The need for the development of EV71/CA16 combination vaccines

CA16 is one of the main pathogens causing HFMD. Although the number of severe cases and deaths caused by CA16 is lower than caused by EV71, the clinical symptoms of EV71 and CA16 infections are difficult to distinguish. There is an urgent need to develop CA16-specific or combined CA16/EV71 vaccines.,, Several enterprises in Mainland China have completed pre-clinical studies on EV71/CA16 combination vaccines. Animal experiments showed that the bivalent vaccine could elicit a neutralizing antibody response to a similar extent as monovalent vaccines [unpublished data].

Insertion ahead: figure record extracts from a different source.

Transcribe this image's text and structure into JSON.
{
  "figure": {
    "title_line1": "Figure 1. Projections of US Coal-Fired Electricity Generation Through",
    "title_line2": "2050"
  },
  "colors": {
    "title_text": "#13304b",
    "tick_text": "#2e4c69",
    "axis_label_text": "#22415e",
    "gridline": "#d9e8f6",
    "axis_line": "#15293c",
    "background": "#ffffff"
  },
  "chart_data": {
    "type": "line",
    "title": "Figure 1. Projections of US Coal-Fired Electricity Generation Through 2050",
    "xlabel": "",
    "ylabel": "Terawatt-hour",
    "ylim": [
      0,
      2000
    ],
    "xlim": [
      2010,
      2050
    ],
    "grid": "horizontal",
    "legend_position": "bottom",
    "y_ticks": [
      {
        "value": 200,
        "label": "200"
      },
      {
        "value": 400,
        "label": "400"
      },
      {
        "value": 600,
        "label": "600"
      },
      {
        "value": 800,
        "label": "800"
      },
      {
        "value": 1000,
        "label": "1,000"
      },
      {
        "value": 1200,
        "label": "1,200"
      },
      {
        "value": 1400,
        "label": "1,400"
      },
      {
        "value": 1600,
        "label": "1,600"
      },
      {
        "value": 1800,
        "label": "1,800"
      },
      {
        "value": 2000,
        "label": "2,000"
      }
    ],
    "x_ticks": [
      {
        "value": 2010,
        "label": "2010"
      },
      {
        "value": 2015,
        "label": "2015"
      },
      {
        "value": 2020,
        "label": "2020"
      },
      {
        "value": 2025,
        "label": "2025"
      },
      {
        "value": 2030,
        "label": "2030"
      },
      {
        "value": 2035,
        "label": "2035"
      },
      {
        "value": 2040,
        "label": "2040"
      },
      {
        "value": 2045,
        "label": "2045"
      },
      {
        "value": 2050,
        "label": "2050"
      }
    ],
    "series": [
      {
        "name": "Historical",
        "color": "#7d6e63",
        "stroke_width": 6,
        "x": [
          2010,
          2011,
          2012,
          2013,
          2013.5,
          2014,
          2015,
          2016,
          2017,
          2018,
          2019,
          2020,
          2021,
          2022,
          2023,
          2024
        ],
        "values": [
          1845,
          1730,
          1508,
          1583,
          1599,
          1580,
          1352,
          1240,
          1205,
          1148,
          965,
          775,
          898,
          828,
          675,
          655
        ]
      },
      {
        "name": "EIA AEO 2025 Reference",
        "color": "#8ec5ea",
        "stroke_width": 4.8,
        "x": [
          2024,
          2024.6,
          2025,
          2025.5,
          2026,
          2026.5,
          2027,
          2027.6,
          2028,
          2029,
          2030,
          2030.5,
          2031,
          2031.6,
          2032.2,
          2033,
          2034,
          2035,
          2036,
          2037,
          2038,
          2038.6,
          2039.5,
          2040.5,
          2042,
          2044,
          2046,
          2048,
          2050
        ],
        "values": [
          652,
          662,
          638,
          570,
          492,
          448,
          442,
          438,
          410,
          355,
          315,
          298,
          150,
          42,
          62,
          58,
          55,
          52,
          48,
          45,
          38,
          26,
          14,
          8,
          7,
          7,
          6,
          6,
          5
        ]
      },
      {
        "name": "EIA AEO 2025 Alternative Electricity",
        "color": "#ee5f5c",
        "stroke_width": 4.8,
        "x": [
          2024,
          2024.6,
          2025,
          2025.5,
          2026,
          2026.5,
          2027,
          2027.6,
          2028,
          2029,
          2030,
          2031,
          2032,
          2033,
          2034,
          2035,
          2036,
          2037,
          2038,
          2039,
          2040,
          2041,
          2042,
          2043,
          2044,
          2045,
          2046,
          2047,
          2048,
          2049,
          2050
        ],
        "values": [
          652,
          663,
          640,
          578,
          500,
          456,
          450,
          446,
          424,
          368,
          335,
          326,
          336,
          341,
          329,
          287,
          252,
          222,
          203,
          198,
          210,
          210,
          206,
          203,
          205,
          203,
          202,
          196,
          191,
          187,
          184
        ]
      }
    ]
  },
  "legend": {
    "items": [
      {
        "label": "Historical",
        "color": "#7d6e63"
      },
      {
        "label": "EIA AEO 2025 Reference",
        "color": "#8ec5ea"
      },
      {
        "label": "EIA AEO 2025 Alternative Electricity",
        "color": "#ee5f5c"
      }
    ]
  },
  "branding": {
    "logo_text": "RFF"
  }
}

The international demand for EV71 vaccine development

The recently announced protective effects of EV71 vaccines in clinical trials highlight the promising potential of these vaccines as a new vaccine at the stage closest to approval and application. In the past, R&D as well as the promotion of new vaccines (e.g., HPV, rotavirus and pneumonia vaccines) has been dominated by large international companies such as Merck Sharp and Dohme (MSD) or GlaxoSmithKline (GSK). These companies are well experienced in the development of quality control standards for the R&D of new vaccines, and have strong capabilities in carrying out international clinical trials and application of new vaccines. However, the EV71 vaccine is a new vaccine led by developing countries, which have limited experience in establishing international reference standards. Therefore, successful R&D and promotion of vaccines to control EV71 epidemics requires cooperation between governments and vaccine manufacturers to be strengthened. In the meantime, international standardization of vaccine quality control should be performed under the guidance of the WHO. Recently, the WHO ECBS approved a joint research project between the NIFDC and National Institute for Biological Standards and Control (NIBSC) to develop EV71 vaccine quantitative standards for detection of neutralizing antibodies and antigens, which are expected to help promote the internationalization of the EV71 vaccine development.

Conclusion

The development of EV71 vaccines will play an important role in controlling EV71-related epidemics. In addition to the evaluation of the safety, immunogenicity and protective effects of the inactivated vaccines, future research should also focus on the cross-protective effects of vaccines developed from strains of different genotypes, strengthening the monitoring of prevalent strains and strain variation, development of EV71/CA16 combination vaccines and promoting international cooperation for establishment of global vaccine standards. In particular, the WHO-guided formulation of vaccine quality control standards and international cooperation for establishment of reference standards will greatly promote the R&D and application of EV71 vaccines worldwide.